An entry in the Glossary project

The deliberate withholding of audio or visual information, usually by obscuring it with other matter (sound, set) or out of frame or hearing range, but with its properties hinted at by that information which remains. For example, the physical goings-on in a foggy sauna may only be suggested by the screams of unseen participants, the facial expressions of a foregrounded attendant or the peculiar movement of the steam.
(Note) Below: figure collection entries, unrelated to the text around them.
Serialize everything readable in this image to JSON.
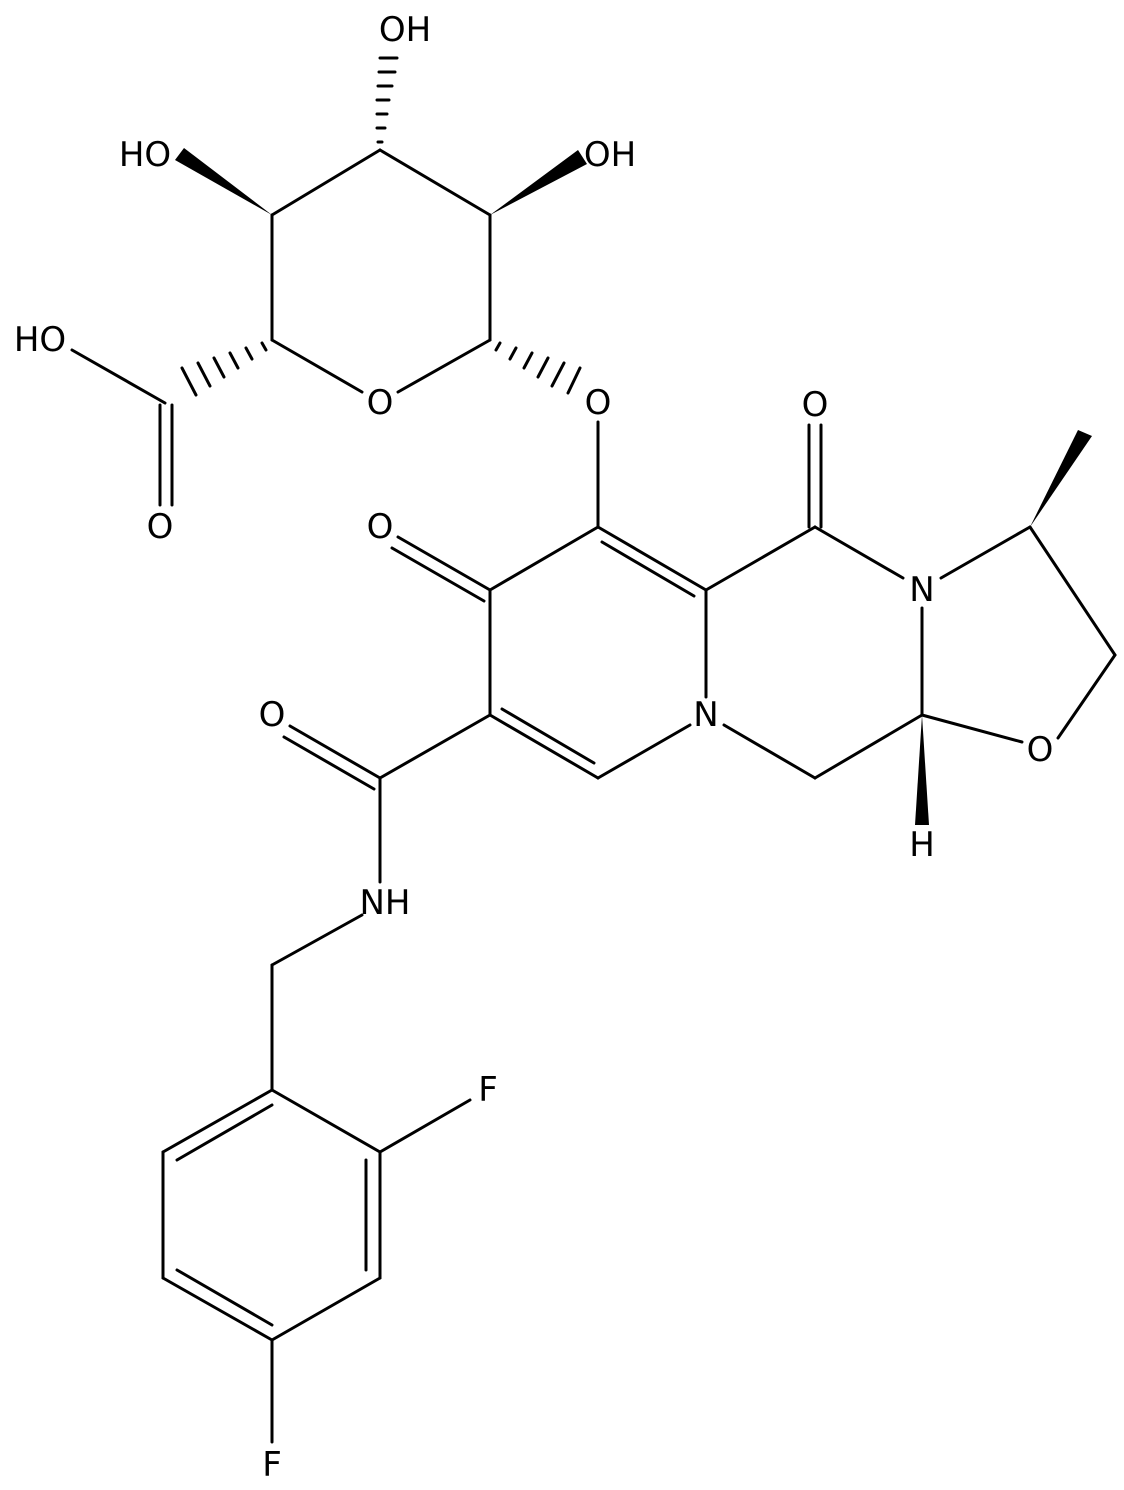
{
  "atoms": {
    "sugar_oh_top": "OH",
    "sugar_ho_left": "HO",
    "sugar_oh_right": "OH",
    "acid_ho": "HO",
    "ring_o": "O",
    "acid_o": "O",
    "glycosidic_o": "O",
    "ketone_o_top": "O",
    "ketone_o_left": "O",
    "n_right": "N",
    "n_ring": "N",
    "oxazolidine_o": "O",
    "stereo_h": "H",
    "amide_o": "O",
    "amide_nh": "NH",
    "f_ortho": "F",
    "f_para": "F"
  }
}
Nanneman’s guide to the appropriate use of indirection is here paraphrased in lieu of his original text:
What you know that you can’t see makes what you can see hilarious; what you don’t know that you can’t see doesn’t bother you. What you suspect is being hidden from you makes you resentful towards a movie, while the showing of that which needn’t have been shown provokes disdain. The revelation of that which was previously hidden brings catharsis, the hiding of that which was previously visible brings disorientation. Summed up: while its excessive or insensitive use may compromise the intended effect on a movie’s audience, indirection can be a great boon to the filmmaker on a budget.
See also: Implicit, the

Monday 3 October 2011

Dissolutionary Cinematograph

An entry in the Glossary project

A somewhat teleological contraption utilising a highly reactive film stock concocted by Nanneman while he waited for the Council to redeploy him following the crossing patrol debacle. The frames of a film are lined up face to face in a dissolutionary cinematograph, rather than end to end. The first thing the audience sees projected is a complete picture: the image simplifies as the frames disintegrate sequentially on contact with air, often telling a story in reverse. Movement, whatever the narrative trajectory, becomes synonymous with decay. In the cleverest compositions, visual elements from the final frames show through the preceding frames, playing different parts throughout as they are juxtaposed with shorter-lived visual matter, before themselves being fully revealed and dissolving.

Synchronising any meaningful sound with such films proved impossible; however, Nanneman mentions in the Catalogue how he encouraged Hanni (with whom he was not yet romantically involved) to incorporate the ambient sounds of the kitchen and the street beyond into her appreciation of each unique screening, and paraphrases her response that this approach to soundtrack "made a crushing sort of sense". They would be married before the year was out. He did not pursue the project after he was reassigned to the Town Hall; he did not save any of his dissolving films for posterity; it has never been comprehensively proven whether or not Nanneman’s invention was ‘intentional’ or the fluke result of a period of intensive pottering.